MamaPigeon - DD has done really well with the new babies. A few times she has said she misses spending so much time with me and we try to have good talks and snuggle when we can. We didn't get gifts from the babies to her because she had already found a gift bag before they were born and was packing it with presents for the babies (different toys of hers). I don't use them as an excuse about why we can't do stuff or blame them for anything, if I'm tired I'm tired I don't say it's because of the babies, although I know she knows. We let her be involved in their cares as much as she wants to so she helps pat them dry after baths or grab burp cloths for us, things like that. Granted she's 4 and really mature so I think younger kids do generally have more problems. My niece was 3 when she got her little sibling and it was really hard on her.
Yeah I can't say pregnancy is very fun and I'm looking forward to things calming down. But it was 2 yrs ago next month that we conceived our 2nd child, our first baby we miscarried and this is such a better place than I've been in the last 2.5 yrs wanting more living kids. Just the same, yes it's exhausting!!
Mama Pigeon. Bee is days younger than your DS and has reacted really well to baby. Monkey is the same age difference too and he did really well the first time (and this time too).

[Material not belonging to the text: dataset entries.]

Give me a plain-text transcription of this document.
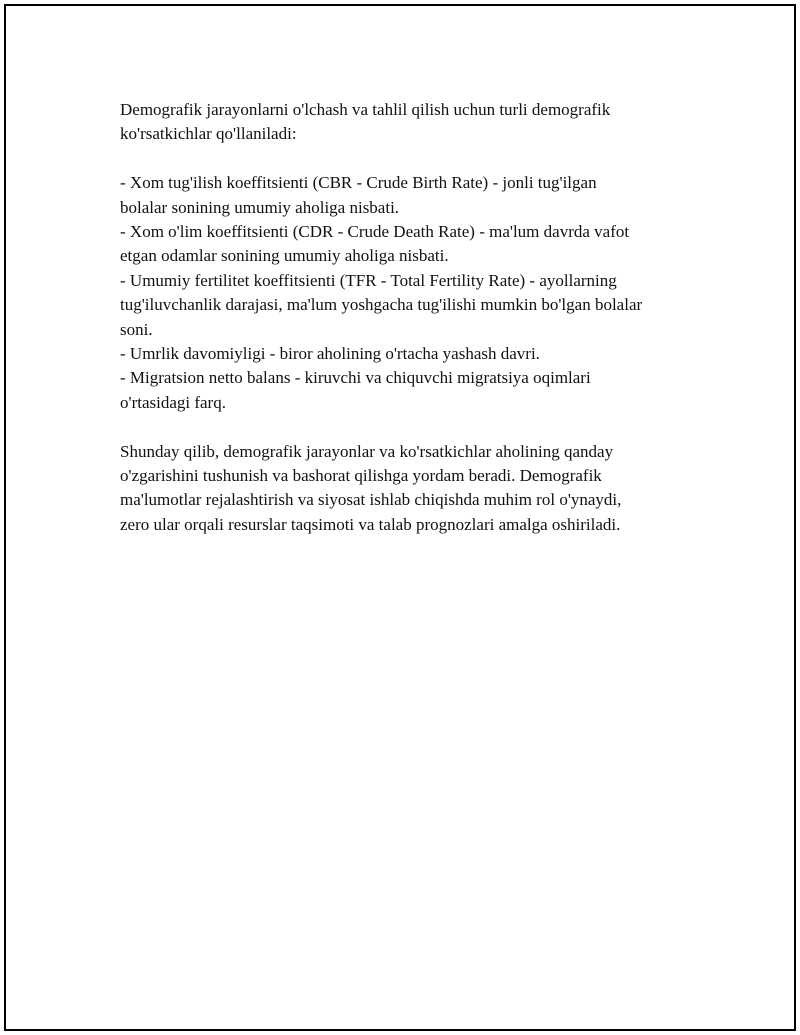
Demografik jarayonlarni o'lchash va tahlil qilish uchun turli demografik

ko'rsatkichlar qo'llaniladi:

- Xom tug'ilish koeffitsienti (CBR - Crude Birth Rate) - jonli tug'ilgan

bolalar sonining umumiy aholiga nisbati.

- Xom o'lim koeffitsienti (CDR - Crude Death Rate) - ma'lum davrda vafot

etgan odamlar sonining umumiy aholiga nisbati.

- Umumiy fertilitet koeffitsienti (TFR - Total Fertility Rate) - ayollarning

tug'iluvchanlik darajasi, ma'lum yoshgacha tug'ilishi mumkin bo'lgan bolalar

soni.

- Umrlik davomiyligi - biror aholining o'rtacha yashash davri.

- Migratsion netto balans - kiruvchi va chiquvchi migratsiya oqimlari

o'rtasidagi farq.

Shunday qilib, demografik jarayonlar va ko'rsatkichlar aholining qanday

o'zgarishini tushunish va bashorat qilishga yordam beradi. Demografik

ma'lumotlar rejalashtirish va siyosat ishlab chiqishda muhim rol o'ynaydi,

zero ular orqali resurslar taqsimoti va talab prognozlari amalga oshiriladi.
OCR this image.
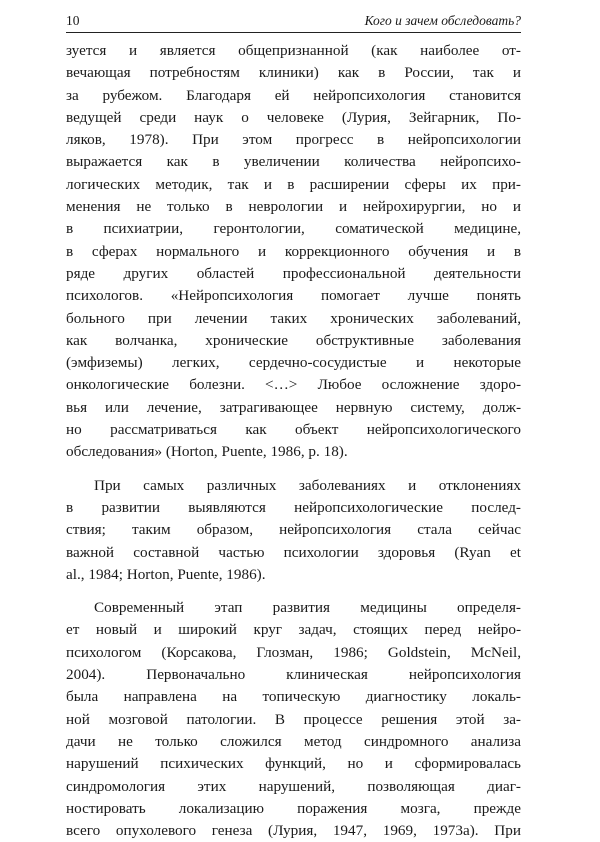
10	Кого и зачем обследовать?
зуется и является общепризнанной (как наиболее от-
вечающая потребностям клиники) как в России, так и
за рубежом. Благодаря ей нейропсихология становится
ведущей среди наук о человеке (Лурия, Зейгарник, По-
ляков, 1978). При этом прогресс в нейропсихологии
выражается как в увеличении количества нейропсихо-
логических методик, так и в расширении сферы их при-
менения не только в неврологии и нейрохирургии, но и
в психиатрии, геронтологии, соматической медицине,
в сферах нормального и коррекционного обучения и в
ряде других областей профессиональной деятельности
психологов. «Нейропсихология помогает лучше понять
больного при лечении таких хронических заболеваний,
как волчанка, хронические обструктивные заболевания
(эмфиземы) легких, сердечно-сосудистые и некоторые
онкологические болезни. <…> Любое осложнение здоро-
вья или лечение, затрагивающее нервную систему, долж-
но рассматриваться как объект нейропсихологического
обследования» (Horton, Puente, 1986, p. 18).
При самых различных заболеваниях и отклонениях
в развитии выявляются нейропсихологические послед-
ствия; таким образом, нейропсихология стала сейчас
важной составной частью психологии здоровья (Ryan et
al., 1984; Horton, Puente, 1986).
Современный этап развития медицины определя-
ет новый и широкий круг задач, стоящих перед нейро-
психологом (Корсакова, Глозман, 1986; Goldstein, McNeil,
2004). Первоначально клиническая нейропсихология
была направлена на топическую диагностику локаль-
ной мозговой патологии. В процессе решения этой за-
дачи не только сложился метод синдромного анализа
нарушений психических функций, но и сформировалась
синдромология этих нарушений, позволяющая диаг-
ностировать локализацию поражения мозга, прежде
всего опухолевого генеза (Лурия, 1947, 1969, 1973а). При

When they were going through stuff, it was usually focused on us rather than baby.
*Letting them play baby if they wanted. Monkey was particularly interested in trying out all the baby gear last time. This time they have all taken more than a few turns in the little baby swing.
*Giving them things they could do with baby. She likes to listen to them talk. to get gentle kisses, and raspberries blown on her tummy. For them to sing to her.

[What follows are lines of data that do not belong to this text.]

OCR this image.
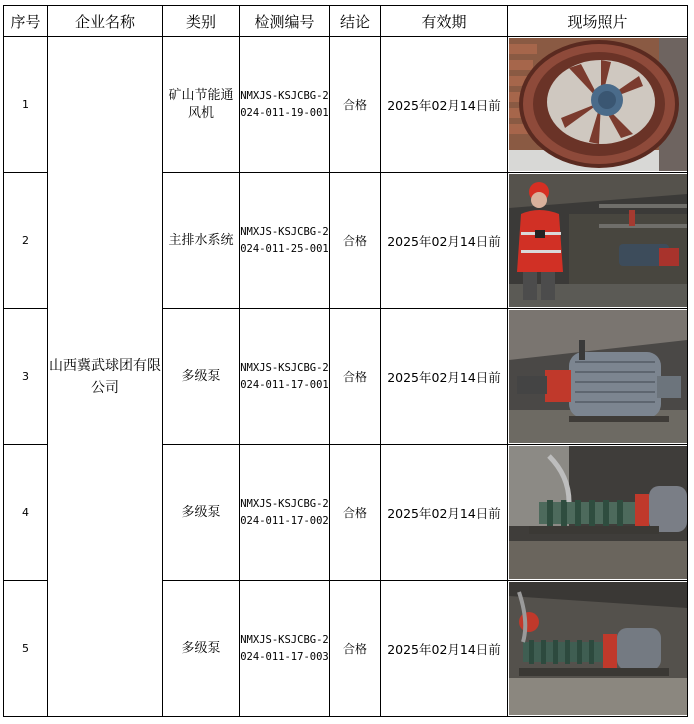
序号	企业名称	类别	检测编号	结论	有效期	现场照片
1	山西冀武球团有限公司	矿山节能通风机	NMXJS-KSJCBG-2024-011-19-001	合格	2025年02月14日前	

2		主排水系统	NMXJS-KSJCBG-2024-011-25-001	合格	2025年02月14日前	

3		多级泵	NMXJS-KSJCBG-2024-011-17-001	合格	2025年02月14日前	

4		多级泵	NMXJS-KSJCBG-2024-011-17-002	合格	2025年02月14日前	

5		多级泵	NMXJS-KSJCBG-2024-011-17-003	合格	2025年02月14日前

*Put baby in the bouncy seat so they can interact without the same squishing/picking up/running over issues
*Tell baby to wait her turn sometimes too. "C I know you need a hug, but you need to wait until I finish pouring Bees milk"

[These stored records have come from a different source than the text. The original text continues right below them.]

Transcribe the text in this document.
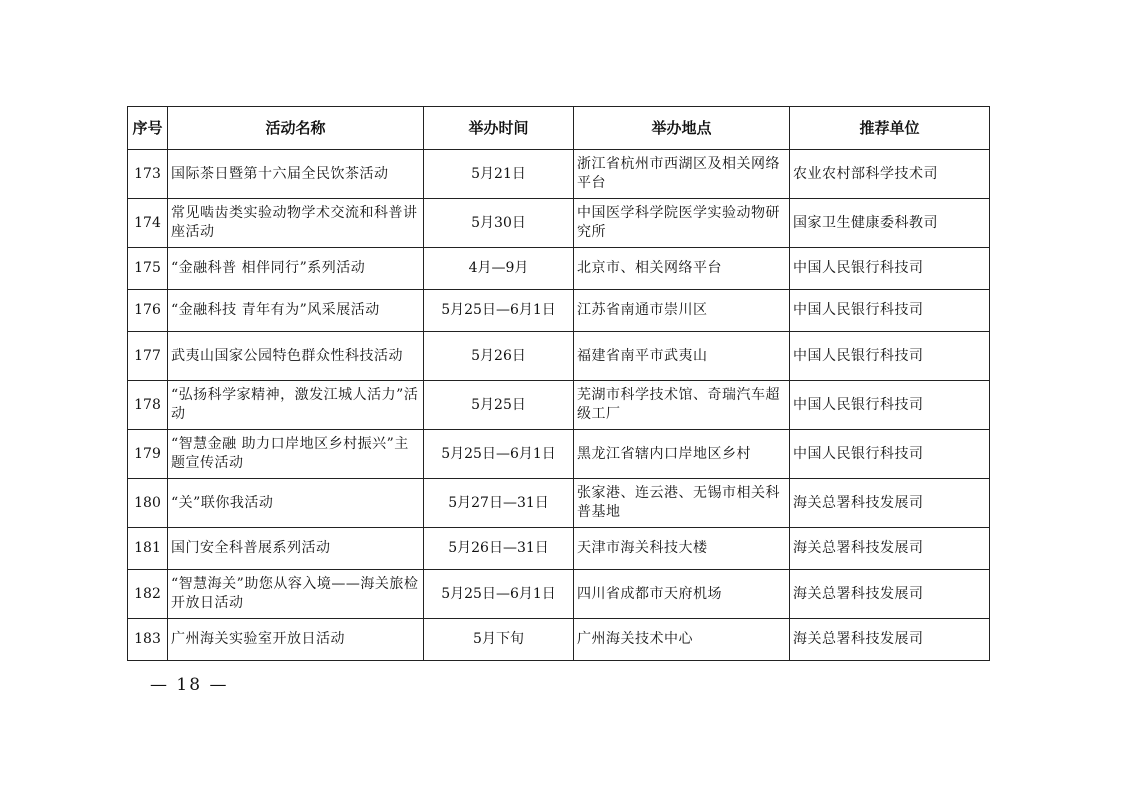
序号	活动名称	举办时间	举办地点	推荐单位
173	国际茶日暨第十六届全民饮茶活动	5月21日	浙江省杭州市西湖区及相关网络平台	农业农村部科学技术司
174	常见啮齿类实验动物学术交流和科普讲座活动	5月30日	中国医学科学院医学实验动物研究所	国家卫生健康委科教司
175	“金融科普 相伴同行”系列活动	4月—9月	北京市、相关网络平台	中国人民银行科技司
176	“金融科技 青年有为”风采展活动	5月25日—6月1日	江苏省南通市崇川区	中国人民银行科技司
177	武夷山国家公园特色群众性科技活动	5月26日	福建省南平市武夷山	中国人民银行科技司
178	“弘扬科学家精神，激发江城人活力”活动	5月25日	芜湖市科学技术馆、奇瑞汽车超级工厂	中国人民银行科技司
179	“智慧金融 助力口岸地区乡村振兴”主题宣传活动	5月25日—6月1日	黑龙江省辖内口岸地区乡村	中国人民银行科技司
180	“关”联你我活动	5月27日—31日	张家港、连云港、无锡市相关科普基地	海关总署科技发展司
181	国门安全科普展系列活动	5月26日—31日	天津市海关科技大楼	海关总署科技发展司
182	“智慧海关”助您从容入境——海关旅检开放日活动	5月25日—6月1日	四川省成都市天府机场	海关总署科技发展司
183	广州海关实验室开放日活动	5月下旬	广州海关技术中心	海关总署科技发展司
— 18 —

*when all else fails, getting everyone into the bath worked well for us.
Remember newborns sleep more than you remember and you will have time alone with the bigs.
Anyone else past their due date and still pregnant? I'm 40.3 and my dh just reminded me that MIL will be here next Wed. My midwife thinks I might just be sending baby a message to back burner it with all the crap I have going on (moving, packing, etc). But that reminder might be enough to execute the "vacate" command!
I offered to DS that he could stay home with me today, but I'm boring, so he went to day care to be with his friends again. I should be grateful for the peace and quiet, but at least if he was around, I wouldn't feel at all bad about doing absolutely nothing...
Thanks Edelweiss and Leigh! It's so nice to read about good experiences with older siblings and new babies. I'm glad your families are doing well with the transition.
I think DS will be okay with his new sister, but he's just so 2 emotionally. I want to make sure he doesn't get too stressed out, definitely think the helping out/interacting with new sibling will help.